Dès le début, les partis et les gouvernements communistes prirent des attitudes complètement différentes envers l'Église orthodoxe grecque et envers l'Église catholique romaine. La première fut enrégimentée, mais également appuyée comme constituant un soutien loyal du gouvernement. L'Église orthodoxe de Russie envoya de nombreuses délégations à celles de Bulgarie, de Roumanie et de Yougoslavie.
En avril 1945, l'archevêque de Moscou, Gregory, qui visita la Bulgarie avec une de ces délégations, déclara (16 avril) :
Le peuple bulgare se trouve sous la puissante protection de l'Union soviétique... Par la religion orthodoxe et par nos sentiments de Slaves, nous devons renforcer l'amitié et l'union entre nos deux pays » (East Europe, 24 avril 1945).
Dimitrov prononça également des paroles sans équivoque, le 28 mai 1946 :
Le Front patriotique et les communistes en particulier rendent hommage aux patriotes de notre Église nationale.

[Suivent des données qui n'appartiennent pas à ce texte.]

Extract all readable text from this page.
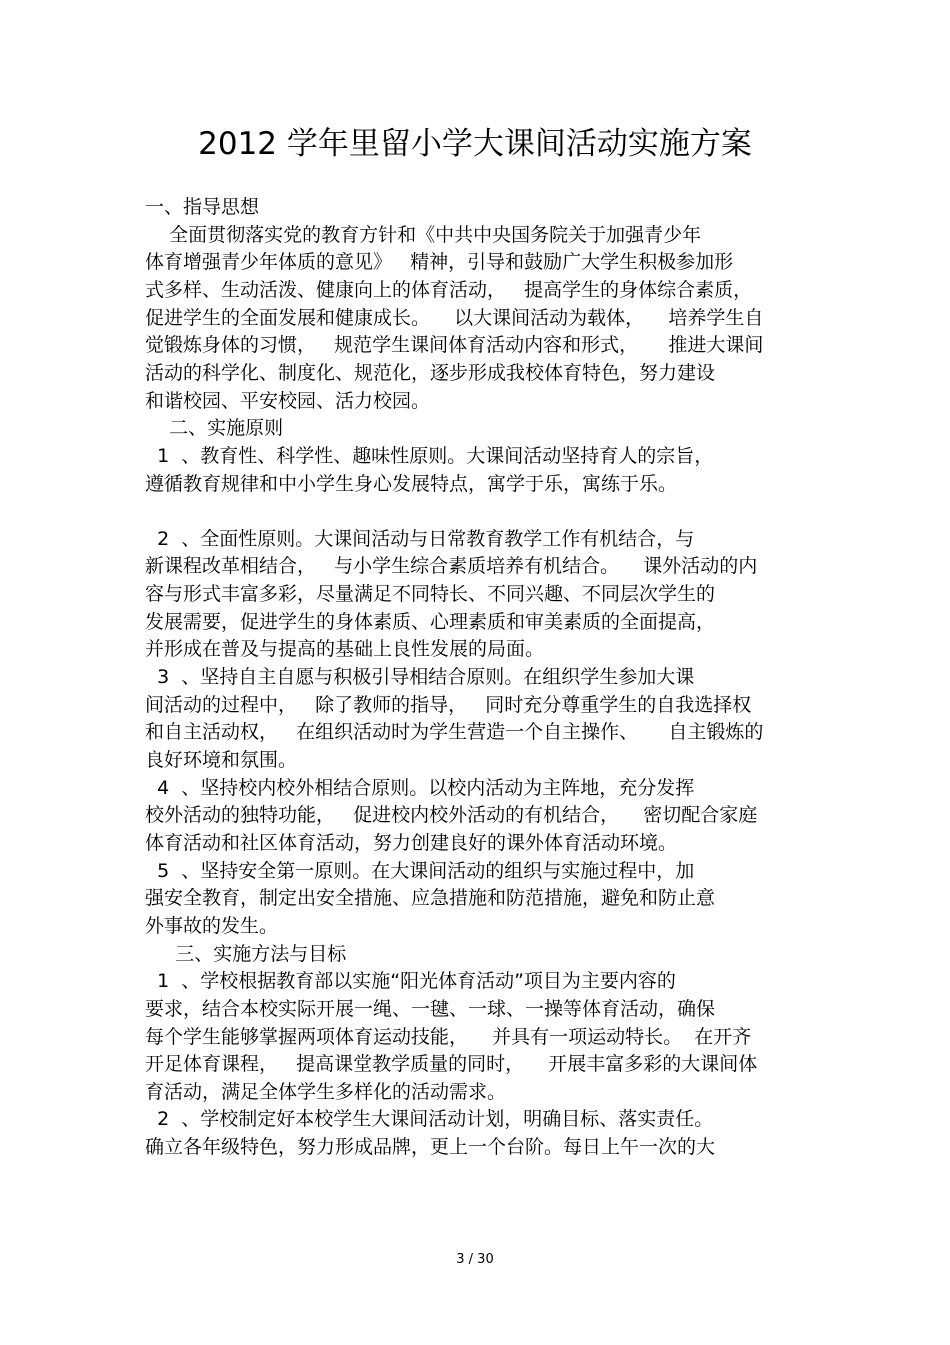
2012 学年里留小学大课间活动实施方案
一、指导思想
全面贯彻落实党的教育方针和《中共中央国务院关于加强青少年
体育增强青少年体质的意见》   精神，引导和鼓励广大学生积极参加形
式多样、生动活泼、健康向上的体育活动，   提高学生的身体综合素质，
促进学生的全面发展和健康成长。    以大课间活动为载体，    培养学生自
觉锻炼身体的习惯，   规范学生课间体育活动内容和形式，     推进大课间
活动的科学化、制度化、规范化，逐步形成我校体育特色，努力建设
和谐校园、平安校园、活力校园。
二、实施原则
1  、教育性、科学性、趣味性原则。大课间活动坚持育人的宗旨，
遵循教育规律和中小学生身心发展特点，寓学于乐，寓练于乐。
2  、全面性原则。大课间活动与日常教育教学工作有机结合，与
新课程改革相结合，   与小学生综合素质培养有机结合。    课外活动的内
容与形式丰富多彩，尽量满足不同特长、不同兴趣、不同层次学生的
发展需要，促进学生的身体素质、心理素质和审美素质的全面提高，
并形成在普及与提高的基础上良性发展的局面。
3  、坚持自主自愿与积极引导相结合原则。在组织学生参加大课
间活动的过程中，   除了教师的指导，   同时充分尊重学生的自我选择权
和自主活动权，   在组织活动时为学生营造一个自主操作、     自主锻炼的
良好环境和氛围。
4  、坚持校内校外相结合原则。以校内活动为主阵地，充分发挥
校外活动的独特功能，   促进校内校外活动的有机结合，    密切配合家庭
体育活动和社区体育活动，努力创建良好的课外体育活动环境。
5  、坚持安全第一原则。在大课间活动的组织与实施过程中，加
强安全教育，制定出安全措施、应急措施和防范措施，避免和防止意
外事故的发生。
三、实施方法与目标
1  、学校根据教育部以实施“阳光体育活动”项目为主要内容的
要求，结合本校实际开展一绳、一毽、一球、一操等体育活动，确保
每个学生能够掌握两项体育运动技能，    并具有一项运动特长。  在开齐
开足体育课程，   提高课堂教学质量的同时，    开展丰富多彩的大课间体
育活动，满足全体学生多样化的活动需求。
2  、学校制定好本校学生大课间活动计划，明确目标、落实责任。
确立各年级特色，努力形成品牌，更上一个台阶。每日上午一次的大
3 / 30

Ils sont fiers d'une Église qui donne au peuple des serviteurs aussi fidèles et aussi honorables qu'Ivan Rilski... Nous avons le droit, aujourd'hui, de demander à notre Église de suivre sa tradition millénaire et d'être, en fait, républicaine... Qu'elle imite l'exemple donné par les chefs actuels de l'Église russe » (East Europe, 5 juin 1946).
Quelques jours plus tôt, le comité central des syndicats bulgares avait ordonné à tous ses membres de participer activement à la célébration des apôtres slaves, Cyril et Méthode, le 24 mai, « pour démontrer l'union indissoluble de tous les peuples slaves dans leur lutte contre la réaction et pour le renforcement de la démocratie ».
Aussi ne faut-il pas s'étonner si l'Église orthodoxe bulgare invita tous ses membres à voter pour les candidats du Front patriotique dans les élections, ni qu'un syndicat spécial (syndicat des prêtres orthodoxes) fût formé, ni que le gouvernement du Front patriotique fît prêter, pendant une couple d'années, aux soldats bulgares, le serment suivant : « Je jure devant Dieu, ma conscience et mon peuple... »
L'Église roumaine prit une attitude semblable. Le 17 mars 1945, le patriarche Nicodim donna sa bénédiction au gouvernement Groza, nommé par le Kremlin. Dans une lettre pastorale, il pressa le clergé et les fidèles d'appuyer sans réserve le roi et le gouvernement : « Obéissez à vos supérieurs pour le bien de tous... Cessez vos querelles intestines » (The New York Times, 20 mars 1945).
Ce même patriarche se rendit en U. R. S. S. et, selon le premier ministre Groza, « revint, rayonnant de joie chrétienne, de ce qu'il avait vu en Russie » (discours du 10 novembre 1945, lors de la consécration d'une église à Brasov).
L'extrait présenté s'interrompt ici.